Mittwoch, 8. Dezember 2010

Buabaspitzle


Eines dieser Gerichte, die ich wohl nie so hinbekommen werde wie Mama. Die Frage nach den Zutaten und dem Mischungsverhältnis ergab immer die unbefriedigende Antwort, das käme auf die Kartoffeln an, aber einfach mal ein bißchen Mehl zugeben, bis der Teig so ist, wie er sein soll. Ja, ja ...

Aber tatsächlich ist es bei Buabaspitzle so. Langsam über die Jahre werden sie aber bei mir "essbar".

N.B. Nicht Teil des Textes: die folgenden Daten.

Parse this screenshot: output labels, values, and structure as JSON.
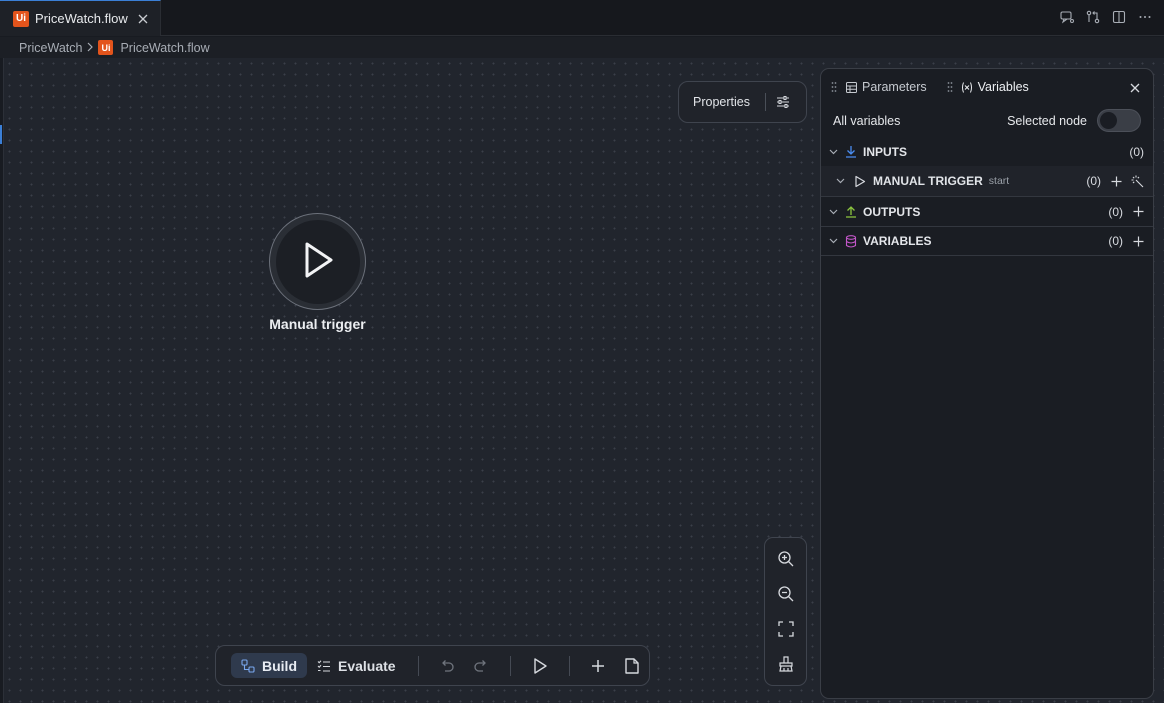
{
  "editor_tab": {
    "icon": "uipath-logo-icon",
    "logo_text": "Ui",
    "label": "PriceWatch.flow"
  },
  "window_actions": [
    "chat-icon",
    "compare-icon",
    "split-editor-icon",
    "more-icon"
  ],
  "breadcrumb": {
    "project": "PriceWatch",
    "separator": ">",
    "logo_text": "Ui",
    "file": "PriceWatch.flow"
  },
  "properties_button": {
    "label": "Properties",
    "icon": "sliders-icon"
  },
  "node": {
    "label": "Manual trigger",
    "icon": "play-icon"
  },
  "zoom_controls": [
    "zoom-in-icon",
    "zoom-out-icon",
    "fit-view-icon",
    "clean-up-icon"
  ],
  "bottom_toolbar": {
    "build_label": "Build",
    "evaluate_label": "Evaluate",
    "active_mode": "Build"
  },
  "panel": {
    "tabs": [
      {
        "label": "Parameters",
        "icon": "table-icon",
        "active": false
      },
      {
        "label": "Variables",
        "icon": "variable-icon",
        "active": true
      }
    ],
    "filter_all": "All variables",
    "filter_selected": "Selected node",
    "selected_node_toggle": false,
    "sections": {
      "inputs": {
        "label": "INPUTS",
        "count": "(0)",
        "color": "#4a8cf0"
      },
      "manual_trigger": {
        "label": "MANUAL TRIGGER",
        "tag": "start",
        "count": "(0)"
      },
      "outputs": {
        "label": "OUTPUTS",
        "count": "(0)",
        "color": "#8cc63f"
      },
      "variables": {
        "label": "VARIABLES",
        "count": "(0)",
        "color": "#c357c9"
      }
    }
  }
}
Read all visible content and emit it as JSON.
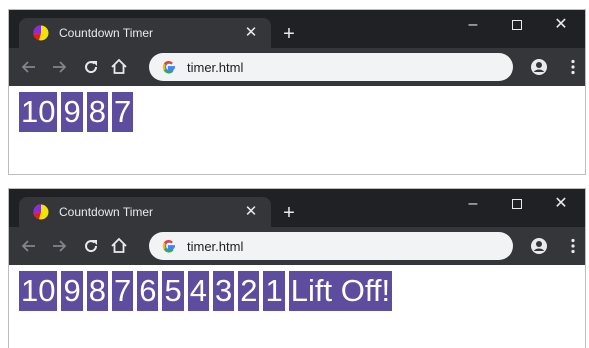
{
  "screenshot_top": {
    "tab": {
      "title": "Countdown Timer",
      "close_label": "✕"
    },
    "new_tab_label": "+",
    "window_controls": {
      "minimize": "–",
      "close": "✕"
    },
    "address_bar": {
      "url": "timer.html"
    },
    "countdown": [
      "10",
      "9",
      "8",
      "7"
    ]
  },
  "screenshot_bottom": {
    "tab": {
      "title": "Countdown Timer",
      "close_label": "✕"
    },
    "new_tab_label": "+",
    "window_controls": {
      "minimize": "–",
      "close": "✕"
    },
    "address_bar": {
      "url": "timer.html"
    },
    "countdown": [
      "10",
      "9",
      "8",
      "7",
      "6",
      "5",
      "4",
      "3",
      "2",
      "1",
      "Lift Off!"
    ]
  },
  "colors": {
    "titlebar": "#202124",
    "toolbar": "#35363a",
    "countdown_box": "#5d4d9e"
  },
  "icons": [
    "favicon-pie-icon",
    "back-arrow-icon",
    "forward-arrow-icon",
    "reload-icon",
    "home-icon",
    "google-g-icon",
    "profile-icon",
    "menu-dots-icon",
    "maximize-icon"
  ]
}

Diese schwäbisch-alemannische Spezialität wird oft mit Schupfnudeln gleichgesetzt, die für uns etwas anderes sind. Schupfnudeln sind fester und werden vorher gekocht,
in unserer Familie aber nicht geliebt.
Die Buabaspitzle werden im Öl ausgebacken/fritiert, gegessen mit Kraut und Wammerl oder als Beilage zu Wild oder einem klassischen Braten - und sie müssen fluffig-leicht sein (WICHTIG!).

Bei uns gab es sie zu einer Gänsebrust.

Buabaspitzle fertig

Buabaspitzle
  • 500 g Kartoffeln
  • 100 - 150 g Mehl (sehr variabel)
  • 1 Ei
  • Salz, Pfeffer, Muskatnuss
  • Fett zum Ausbacken
Kartoffeln waschen und mit der Schale kochen. Anschließend abgießen, schälen und durch die Kartoffelpresse drücken. Mit Mehl, Ei und Gewürzen vermengen. Verkneten, aber so vorsichtig und wenig wie möglich. So lange Mehl zufügen bis ein "pappiger" aber sich von den Fingern lösender Teig entsteht.

Buabaspitzle Teig

Daraus gut daumendicke Rollen formen und in etwa 10 cm lange Stücke schneiden.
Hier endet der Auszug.